It’s amazing how fast 18 months flies by. It seems like just yesterday I was lamenting the passing of the America Invents Act, and now here we are mere days away from its final implementation.
If you haven’t heard, the United States will officially follow the herd and become a First-Inventor-to-File nation on Saturday, March 16. In light of this new beginning, here are 5 things you should know about the AIA to ensure that your inventions are protected.
1. First-Inventor-to-File Wins
Here’s the scenario.
Two competing companies are working to solve the same problem. Both companies invent the same solution. Each company files a patent application with the US Patent Office. Who does the Patent Office award the patent to?
Under the First-to-Invent system, the patent would be awarded to the inventors who could show that they invented the invention first.
Under the First-to-File system, the patent would be awarded to the inventor who filed their application first.
To quote Tom Hanks’ character in Cast Away, “We live and die by the clock.” You don’t have time to make everything perfect before you file a patent application. Good enough will have to do. (You might even have to settle for just OK.)
2. You Will Spend More Money Earlier in the Process
Under the First-to-Invent rules, an inventor could tinker around with his invention, tweaking it until he turned his concept into a finished product. At that point, he could file one patent application to cover the end result without fear that someone would step in and file their application before he was ready.
Those days are gone.
You no longer have the luxury of waiting. An inventor will have to be on top of his patent game from the very beginning. The new corporate patent process might look something like this: file at conception, file again, maybe multiple times, as the inventor works the concept into something that resembles a more complete product, and at the end when the final product finally reveals itself.
That’s a lot of money earlier in the process to ensure that you have won the race to the patent office.
3. You Need a New Attitude
In order to make this adjustment successfully, your organization MUST adjust your thinking when it comes to patents. You can’t file a patent as an afterthought in your New Product Development process. You need a procedure to identify any and all patent issues as early in the process as possible. If you don’t, you run the risk of losing your valuable business assets.
4. The Strategic Use of Provisional Patent Applications
Make sure you and your patent attorney understand how to use provisional patent applications. When money is tight and time is of the essence, these informal, non-examined patent applications may just be the answer.

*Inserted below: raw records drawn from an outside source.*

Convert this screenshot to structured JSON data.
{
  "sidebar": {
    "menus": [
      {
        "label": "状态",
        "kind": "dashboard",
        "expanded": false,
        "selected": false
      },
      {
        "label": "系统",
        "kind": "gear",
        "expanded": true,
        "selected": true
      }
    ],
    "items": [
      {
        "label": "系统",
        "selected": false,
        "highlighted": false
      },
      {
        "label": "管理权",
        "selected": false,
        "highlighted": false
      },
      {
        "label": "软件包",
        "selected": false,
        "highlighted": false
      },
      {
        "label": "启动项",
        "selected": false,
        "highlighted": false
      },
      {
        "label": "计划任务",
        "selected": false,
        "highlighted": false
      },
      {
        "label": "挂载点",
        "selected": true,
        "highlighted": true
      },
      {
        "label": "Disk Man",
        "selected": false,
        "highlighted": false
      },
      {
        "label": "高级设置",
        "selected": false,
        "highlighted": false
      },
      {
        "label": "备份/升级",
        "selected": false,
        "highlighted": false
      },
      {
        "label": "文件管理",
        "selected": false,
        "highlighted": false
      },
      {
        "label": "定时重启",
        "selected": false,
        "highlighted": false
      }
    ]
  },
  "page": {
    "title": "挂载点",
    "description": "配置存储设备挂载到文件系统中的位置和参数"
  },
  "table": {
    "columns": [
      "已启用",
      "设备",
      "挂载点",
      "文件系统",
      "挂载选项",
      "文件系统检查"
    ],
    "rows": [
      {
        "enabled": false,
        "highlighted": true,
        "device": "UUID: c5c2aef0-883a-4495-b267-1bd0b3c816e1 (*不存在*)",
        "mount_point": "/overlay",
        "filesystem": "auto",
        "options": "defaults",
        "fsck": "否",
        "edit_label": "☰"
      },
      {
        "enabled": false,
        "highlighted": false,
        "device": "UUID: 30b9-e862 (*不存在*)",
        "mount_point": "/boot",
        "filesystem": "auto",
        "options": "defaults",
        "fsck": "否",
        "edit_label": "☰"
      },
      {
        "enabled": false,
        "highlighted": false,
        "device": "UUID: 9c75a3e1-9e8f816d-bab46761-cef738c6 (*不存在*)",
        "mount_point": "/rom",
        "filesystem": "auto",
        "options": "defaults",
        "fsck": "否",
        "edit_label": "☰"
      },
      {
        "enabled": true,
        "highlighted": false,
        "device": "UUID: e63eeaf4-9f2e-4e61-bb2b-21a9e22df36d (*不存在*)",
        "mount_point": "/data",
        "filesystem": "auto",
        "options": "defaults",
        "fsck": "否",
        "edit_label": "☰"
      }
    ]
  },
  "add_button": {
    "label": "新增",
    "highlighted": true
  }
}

5. Amending Claims Can Change the Rules
It all seemed so simple.
Applications filed before March 16, 2013 will continue to be subject to the old First-to-Invent rules. Applications filed on or after March 16, 2013 will be governed under the new First-to-File rules.
But nothing is ever as simple as it seems under the AIA.
What if you amend or add claims in your first-to-invent patent application after the March 16, 2013 date?
Even though you had filed your patent application prior to March 16, 2013, certain changes you make to the claims may pull your application into the First-to-File rules, and you may not get the full protection of the First-to-Invent rules you thought you had.
6. Change to the Grace Period Rules
Like the First-to-Invent system itself, America had another somewhat unique feature in its patent system. The United States offers what is known as a Grace Period.
In the United States, inventors were given 12 months to file a patent application after the date the invention was first disclosed to the public no matter who disclosed the invention. That was a benefit of the first-to-invent system.
Now, the grace period only applies to disclosures made by the inventor. Public disclosure by anyone else anywhere in the world prior to you having a patent application on file means you lose your patent rights.
(Think about how this could impact heavily competitive industries with multiple companies working to solve the same problems.)
7. Prepare for the Unexpected
Just when you think you understand the AIA things are bound to change. Like any new law, what the various provisions and terms of the AIA really mean will be decided by the Courts. Over the next decade (or longer) IP practitioners will closely watch as cases wind their way through the Federal court system. There is already talk that a Constitutional challenge will be waged against the America Invents Act itself.
Don’t be fooled. The America Invents Act brings significant change to American business. In 10 days, we enter into a brave new world, America. Good luck and God speed.